She kept repeating it, as though the repetition of the phrase might bring her courage. And then she went back among her guests.

As for Vance, he remained skillfully in the background that day. It was peculiarly vital, this day of all days, that he should not be much in evidence. No one must see in him a controlling influence.

In the meantime he watched his sister with a growing admiration and with a growing concern. Instantly she had a problem on her hands. For the moment Terence heard that the great sheriff himself had joined the party, he was filled with happiness. Vance watched them meet with a heart swelling with happiness and surety of success. Straight through a group came Terry, weaving his way eagerly, and went up to the sheriff. Vance saw Elizabeth attempt to detain him, attempt to send him on an errand. But he waved her suggestion away for a moment and made for the sheriff. Elizabeth, seeing that the meeting could not be avoided, at least determined to be present at it. She came up with Terence and presented him.

"Sheriff Minter, this is Terence Colby."

"I've heard of you, Colby," said the sheriff kindly. And he waited for a response with the gleaming eye of a vain man. There was not long to wait.

"You've really heard of me?" said Terry, immensely pleased. "By the Lord,
I've heard of you, sheriff! But, of course, everybody has."

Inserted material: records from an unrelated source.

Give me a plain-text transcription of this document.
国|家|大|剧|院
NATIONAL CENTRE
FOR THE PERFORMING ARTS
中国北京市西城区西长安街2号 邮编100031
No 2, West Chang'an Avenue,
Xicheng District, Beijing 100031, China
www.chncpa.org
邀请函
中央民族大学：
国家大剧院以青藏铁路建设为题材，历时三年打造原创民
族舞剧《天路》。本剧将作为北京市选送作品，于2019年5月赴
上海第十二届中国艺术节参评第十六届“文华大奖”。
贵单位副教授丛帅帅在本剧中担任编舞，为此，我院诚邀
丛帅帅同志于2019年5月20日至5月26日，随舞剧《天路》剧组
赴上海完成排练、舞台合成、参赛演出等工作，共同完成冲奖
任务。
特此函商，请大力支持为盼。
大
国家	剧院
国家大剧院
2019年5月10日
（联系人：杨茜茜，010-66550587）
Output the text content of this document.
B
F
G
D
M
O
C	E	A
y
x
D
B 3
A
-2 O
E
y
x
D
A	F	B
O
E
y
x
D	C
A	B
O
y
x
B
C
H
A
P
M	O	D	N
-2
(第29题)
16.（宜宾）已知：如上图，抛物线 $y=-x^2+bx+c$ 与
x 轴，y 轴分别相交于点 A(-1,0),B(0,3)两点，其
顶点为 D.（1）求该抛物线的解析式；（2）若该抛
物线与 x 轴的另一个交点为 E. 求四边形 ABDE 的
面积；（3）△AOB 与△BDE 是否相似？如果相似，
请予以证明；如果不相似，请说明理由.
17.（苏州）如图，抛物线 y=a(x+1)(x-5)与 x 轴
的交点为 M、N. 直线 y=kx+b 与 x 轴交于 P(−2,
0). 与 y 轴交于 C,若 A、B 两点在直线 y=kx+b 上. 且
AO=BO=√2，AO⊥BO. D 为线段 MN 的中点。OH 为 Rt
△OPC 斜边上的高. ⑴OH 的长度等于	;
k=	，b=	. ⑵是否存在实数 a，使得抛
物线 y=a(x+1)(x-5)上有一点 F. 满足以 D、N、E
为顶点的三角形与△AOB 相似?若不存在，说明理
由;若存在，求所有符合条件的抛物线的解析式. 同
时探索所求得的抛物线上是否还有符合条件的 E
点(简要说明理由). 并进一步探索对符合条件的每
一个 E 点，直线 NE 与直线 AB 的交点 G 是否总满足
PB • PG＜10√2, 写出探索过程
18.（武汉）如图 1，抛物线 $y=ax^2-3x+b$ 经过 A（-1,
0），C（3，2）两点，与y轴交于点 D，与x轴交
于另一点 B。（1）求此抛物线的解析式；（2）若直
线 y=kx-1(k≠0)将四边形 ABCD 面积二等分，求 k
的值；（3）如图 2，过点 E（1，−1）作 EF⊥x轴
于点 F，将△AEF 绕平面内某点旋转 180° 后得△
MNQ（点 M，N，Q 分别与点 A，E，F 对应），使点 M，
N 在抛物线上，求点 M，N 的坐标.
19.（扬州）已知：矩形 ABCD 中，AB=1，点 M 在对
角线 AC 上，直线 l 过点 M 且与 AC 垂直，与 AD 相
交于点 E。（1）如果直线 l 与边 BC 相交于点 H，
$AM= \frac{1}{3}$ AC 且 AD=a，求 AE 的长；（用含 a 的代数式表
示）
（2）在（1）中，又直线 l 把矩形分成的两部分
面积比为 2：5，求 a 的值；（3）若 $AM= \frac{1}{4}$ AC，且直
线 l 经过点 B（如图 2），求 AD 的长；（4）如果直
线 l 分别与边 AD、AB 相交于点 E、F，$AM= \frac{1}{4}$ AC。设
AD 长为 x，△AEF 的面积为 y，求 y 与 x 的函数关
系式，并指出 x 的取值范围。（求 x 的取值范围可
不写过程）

"I dunno, son," said the sheriff benevolently. "But I been drifting around a tolerable long time, I guess."

"Why," said Terry, with a sort of outburst, "I've simply eaten up everything I could gather. I've even read about you in magazines!"

"Well, now you don't say," protested the sheriff. "In magazines?"

And his eye quested through the group, hoping for other listeners who might learn how broadly the fame of their sheriff was spread.

"That Canning fellow who travelled out West and ran into you and was along while you were hunting down the Garrison boys. I read his article."

The sheriff scratched his chin. "I disremember him. Canning? Canning? Come to think of it, I do remember him. Kind of a small man with washed- out eyes. Always with a notebook on his knee. I got sick of answering all that gent's questions, I recollect. Yep, he was along when I took the Garrison boys, but that little party didn't amount to much."

"He thought it did," said Terry fervently. "Said it was the bravest, coolest-headed, cunningest piece of work he'd ever seen done. Perhaps you'll tell me some of the other things—the things you count big?"

"Oh, I ain't done nothing much, come to think of it. All pretty simple, they looked to me, when I was doing them. Besides, I ain't much of a hand at talk!"

"Ah," said Terry, "you'd talk well enough to suit me, sheriff!"

The sheriff had found a listener after his own heart.

"They ain't nothing but a campfire that gives a good light to see a story
by—the kind of stories I got to tell," he declared. "Some of these days
I'll take you along with me on a trail, son, if you'd like—and most like
I'll talk your arm off at night beside the fire. Like to come?"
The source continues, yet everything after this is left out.